Desde pequena sempre ouvi dizer que, por ocasião da primeira grande guerra, meu avô paterno veio da Itália para o Brasil e que aqui conheceu a minha avó, uma índia do sul de Minas, e com ela teve 13 filhos, além dos que foram perdidos ao nascer. Inclusive, uma dessas crianças que não ficaram era minha tia, gêmea de meu pai.
O sobrenome que carrego não é suficiente para que eu encontre meus familiares italianos. Pode ter sido erro de grafia ao ser registrado quando chegou a terras brasileiras, ou, por vontade própria, ele pode ter inventado um novo sobrenome, aquele que hoje não é possível ser reconhecido em lugar nenhum, por nenhuma circunstância.
O que resta de fato disso? Para meu irmão, por exemplo: nada. Para ele e talvez para muitos de meus primos, isso não representa muita coisa. Mas, para mim, essa é uma questão de imensa dor, desde pequena. Perguntas sem resposta sempre foram difíceis de serem engolidas por mim: Quem era a família desse avô que morreu um ano depois de eu nascer? Ele tinha irmãos que ficaram lá em terras distantes… Um amor? Amigos verdadeiros? Sonhos inacabados e desencontrados? De onde eu vim?

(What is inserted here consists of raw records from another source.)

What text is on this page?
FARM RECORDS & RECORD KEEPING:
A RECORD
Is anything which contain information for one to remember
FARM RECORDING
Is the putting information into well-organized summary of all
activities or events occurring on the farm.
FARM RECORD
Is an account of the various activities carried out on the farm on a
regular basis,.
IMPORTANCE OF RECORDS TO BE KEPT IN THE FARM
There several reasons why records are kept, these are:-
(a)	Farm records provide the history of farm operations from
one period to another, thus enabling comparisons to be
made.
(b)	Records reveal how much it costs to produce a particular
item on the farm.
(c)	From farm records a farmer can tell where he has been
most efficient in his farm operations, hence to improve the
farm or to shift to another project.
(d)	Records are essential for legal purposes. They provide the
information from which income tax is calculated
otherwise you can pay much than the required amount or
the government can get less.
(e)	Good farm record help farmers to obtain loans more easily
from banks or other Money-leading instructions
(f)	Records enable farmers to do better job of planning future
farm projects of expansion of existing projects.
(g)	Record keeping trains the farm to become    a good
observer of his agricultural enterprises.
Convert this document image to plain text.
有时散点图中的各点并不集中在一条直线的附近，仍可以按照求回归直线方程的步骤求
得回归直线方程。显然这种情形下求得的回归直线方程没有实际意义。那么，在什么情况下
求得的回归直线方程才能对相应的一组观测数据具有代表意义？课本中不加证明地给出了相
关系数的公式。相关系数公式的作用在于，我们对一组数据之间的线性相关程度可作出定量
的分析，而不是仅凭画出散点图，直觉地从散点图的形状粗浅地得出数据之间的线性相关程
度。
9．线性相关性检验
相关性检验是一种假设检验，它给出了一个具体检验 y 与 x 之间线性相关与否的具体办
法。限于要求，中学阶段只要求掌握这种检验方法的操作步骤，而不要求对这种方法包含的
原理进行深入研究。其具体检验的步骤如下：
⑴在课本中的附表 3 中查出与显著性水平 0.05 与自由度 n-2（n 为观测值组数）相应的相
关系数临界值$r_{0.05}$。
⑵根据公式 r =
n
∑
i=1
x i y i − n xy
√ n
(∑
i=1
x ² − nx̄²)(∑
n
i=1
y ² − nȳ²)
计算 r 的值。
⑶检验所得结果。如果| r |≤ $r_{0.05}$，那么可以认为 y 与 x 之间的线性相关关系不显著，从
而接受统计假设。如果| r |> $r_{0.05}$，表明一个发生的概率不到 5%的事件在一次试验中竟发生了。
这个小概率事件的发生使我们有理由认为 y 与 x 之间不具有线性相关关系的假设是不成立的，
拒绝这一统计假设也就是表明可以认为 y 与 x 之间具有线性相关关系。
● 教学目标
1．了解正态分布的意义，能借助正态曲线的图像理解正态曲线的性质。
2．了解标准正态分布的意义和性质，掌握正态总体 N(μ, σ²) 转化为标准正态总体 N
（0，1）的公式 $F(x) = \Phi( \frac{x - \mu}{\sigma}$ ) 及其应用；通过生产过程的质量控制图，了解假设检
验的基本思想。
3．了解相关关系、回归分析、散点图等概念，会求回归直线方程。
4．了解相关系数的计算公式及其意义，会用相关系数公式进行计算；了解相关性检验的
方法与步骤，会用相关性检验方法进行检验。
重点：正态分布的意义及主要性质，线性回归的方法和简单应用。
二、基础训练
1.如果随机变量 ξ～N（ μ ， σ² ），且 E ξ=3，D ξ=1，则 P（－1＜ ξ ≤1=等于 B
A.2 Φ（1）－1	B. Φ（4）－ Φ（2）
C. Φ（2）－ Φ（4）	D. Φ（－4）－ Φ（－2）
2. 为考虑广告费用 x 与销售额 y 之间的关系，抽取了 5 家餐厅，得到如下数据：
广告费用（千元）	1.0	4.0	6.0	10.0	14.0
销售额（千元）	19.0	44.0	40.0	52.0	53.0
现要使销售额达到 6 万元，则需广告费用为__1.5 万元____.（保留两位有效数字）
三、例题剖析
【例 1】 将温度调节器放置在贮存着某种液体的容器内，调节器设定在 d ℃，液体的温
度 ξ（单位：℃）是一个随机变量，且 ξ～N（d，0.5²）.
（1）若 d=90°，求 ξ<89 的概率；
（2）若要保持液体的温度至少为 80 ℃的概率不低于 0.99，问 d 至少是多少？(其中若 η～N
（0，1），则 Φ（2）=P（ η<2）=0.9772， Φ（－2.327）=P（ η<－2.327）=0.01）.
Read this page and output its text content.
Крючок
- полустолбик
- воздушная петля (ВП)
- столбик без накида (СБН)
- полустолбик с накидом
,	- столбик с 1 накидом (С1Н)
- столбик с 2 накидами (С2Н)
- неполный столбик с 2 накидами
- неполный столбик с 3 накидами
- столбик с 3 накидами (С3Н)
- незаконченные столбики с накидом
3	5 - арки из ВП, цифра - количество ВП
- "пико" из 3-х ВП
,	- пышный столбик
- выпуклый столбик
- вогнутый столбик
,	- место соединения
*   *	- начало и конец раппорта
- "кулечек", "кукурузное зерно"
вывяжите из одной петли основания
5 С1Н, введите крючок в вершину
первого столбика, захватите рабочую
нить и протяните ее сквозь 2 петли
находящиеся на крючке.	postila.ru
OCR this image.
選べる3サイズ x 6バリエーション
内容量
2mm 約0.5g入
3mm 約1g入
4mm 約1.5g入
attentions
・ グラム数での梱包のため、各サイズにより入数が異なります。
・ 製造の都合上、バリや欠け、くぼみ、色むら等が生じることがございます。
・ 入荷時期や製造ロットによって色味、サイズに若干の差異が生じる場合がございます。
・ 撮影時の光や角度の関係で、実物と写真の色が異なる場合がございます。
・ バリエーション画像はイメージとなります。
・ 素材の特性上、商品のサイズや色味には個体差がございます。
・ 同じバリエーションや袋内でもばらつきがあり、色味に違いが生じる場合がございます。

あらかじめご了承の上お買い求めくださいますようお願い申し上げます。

Um buraco evidente se apresenta. É como se eu não conseguisse me desvencilhar das despedidas malfeitas, da saudade gritante, do oceano que separa o passado do presente. De onde eu vim?
Uma árvore possui raízes, e nós, seres humanos, também as temos. Mas parte de minhas raízes se encontram em solo italiano, distantes de meu tronco que, às vezes, se vê tão oco por causa dos pontos de interrogação. De onde eu vim?
Será que lá, em algum lugar desconhecido, alguém ainda pensa em meu avô ou conta a história dele? Será que ele marcou a vida de alguém por lá? Deixou sua mãe e seu pai chorando? Será que tinha filhos, ou esposa, ou irmão, ou irmã, ou sobrinhos, ou amigos, ou um grande amor? Será que alguém está há anos nessa ligação mental e espiritual tentando resgatar o irresgatável? Identificar o que é ilegível? Sanar uma falta de presença irremediável?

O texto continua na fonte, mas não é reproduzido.